Monday, 7 December 2015

Bonemarrow Dumplings

Bone marrow Dumplings

This soup started many festive meals in our family and many of our friends were looking forward to a bowl of dumplings.
But you had to be careful serving it, count all dumplings and the heads around the table, so you have an even number to serve. Better let some dumplings stay back in the kitchen, then serve a bowl without the same amount of dumplings as the others.
Everybody around the table was secretly counting dumplings in the other bowls. And no one wanted to be served short.


2 beef marrow bones
1 egg
1 egg yolk
80-100 g breadcrumbs
1 pinch of salt, pepper and dried thyme
1 good grating of nutmeg
1 liter water
2 beef stock cubes
1 hand full of celery, carrot, turnip or other veggies
1 chilli 
1 clove of garlic

Prepare the dough:
scrape the marrow into a small pan and over medium heat melt it. Put the fluid through a sieve to prevent any kind of bone pieces to get through and let it cool down. Chop the parsley and separate one egg. Add this together with the whole egg to the fat.
Whip the mixture:
 to get a smooth dough, whip and season the mixture before you add the breadcrumbs.
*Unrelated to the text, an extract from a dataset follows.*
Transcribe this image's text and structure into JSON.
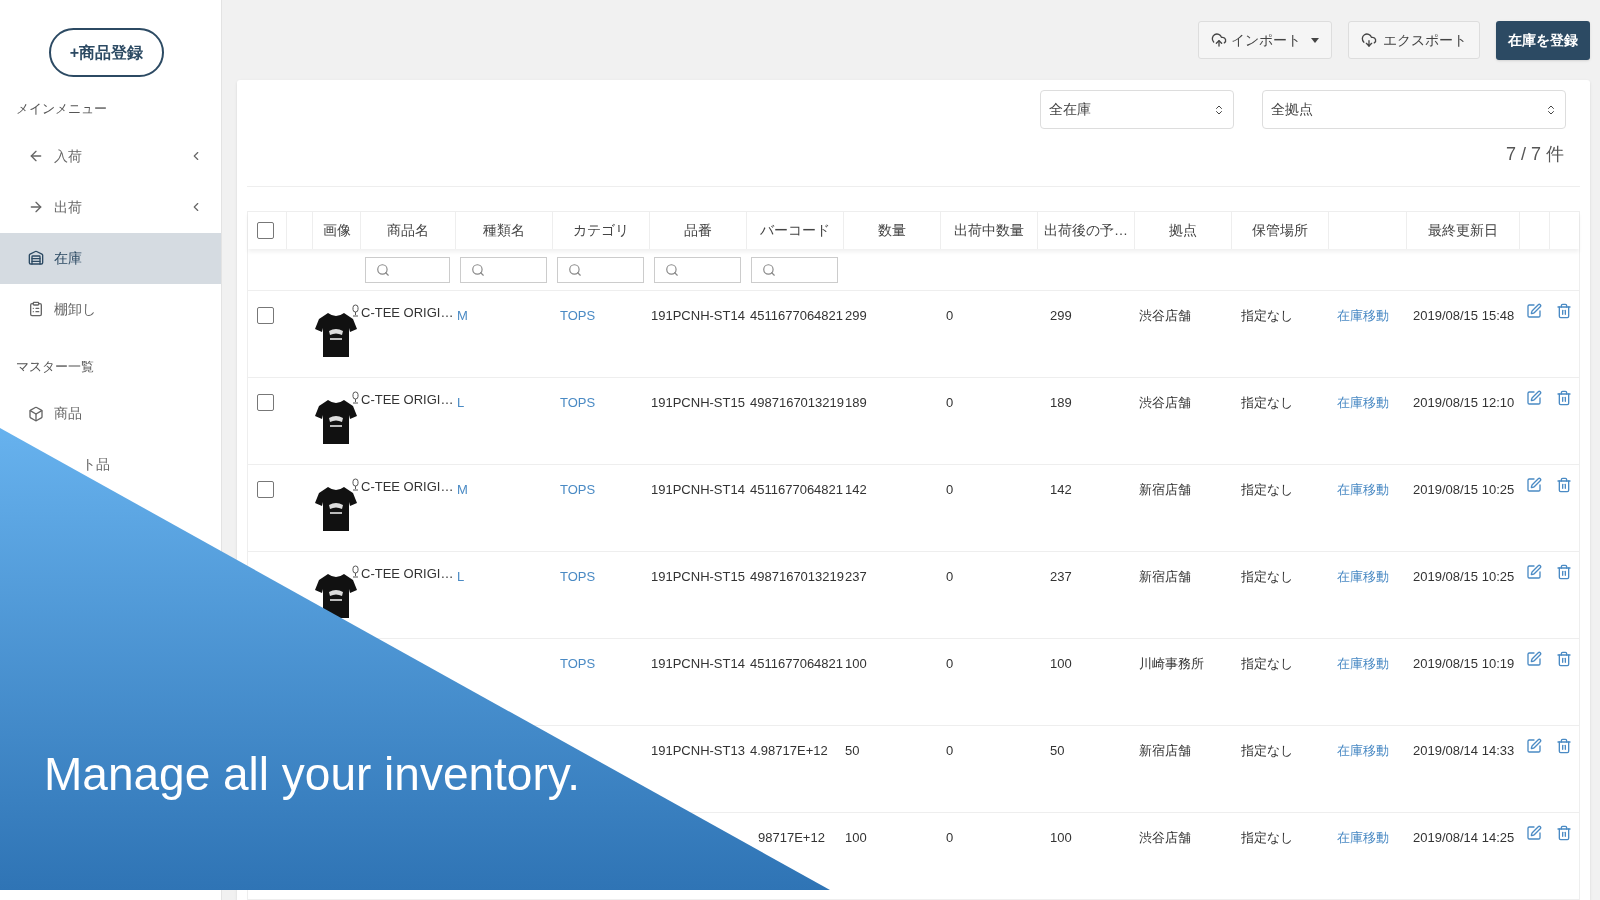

When the breadcrumbs are combined, use a fork to do it, let it rest for 20 minutes. 
Make one dumpling the size of a 2,5 cm ball , heat up the broth and put this dumpling in. When it holds its form, the consistency is ok. Add the scraped out marrow bone and the veggies to the soup, cook it for 15 minutes. During this time roll all the other dumplings.

Cook the dumplings:
Add all the dumplings to the broth and let them simmer for 12  minutes.  Fish out the marrow bones, add some fresh parsley to the soup and some more seasoning and serve it with the dumplings.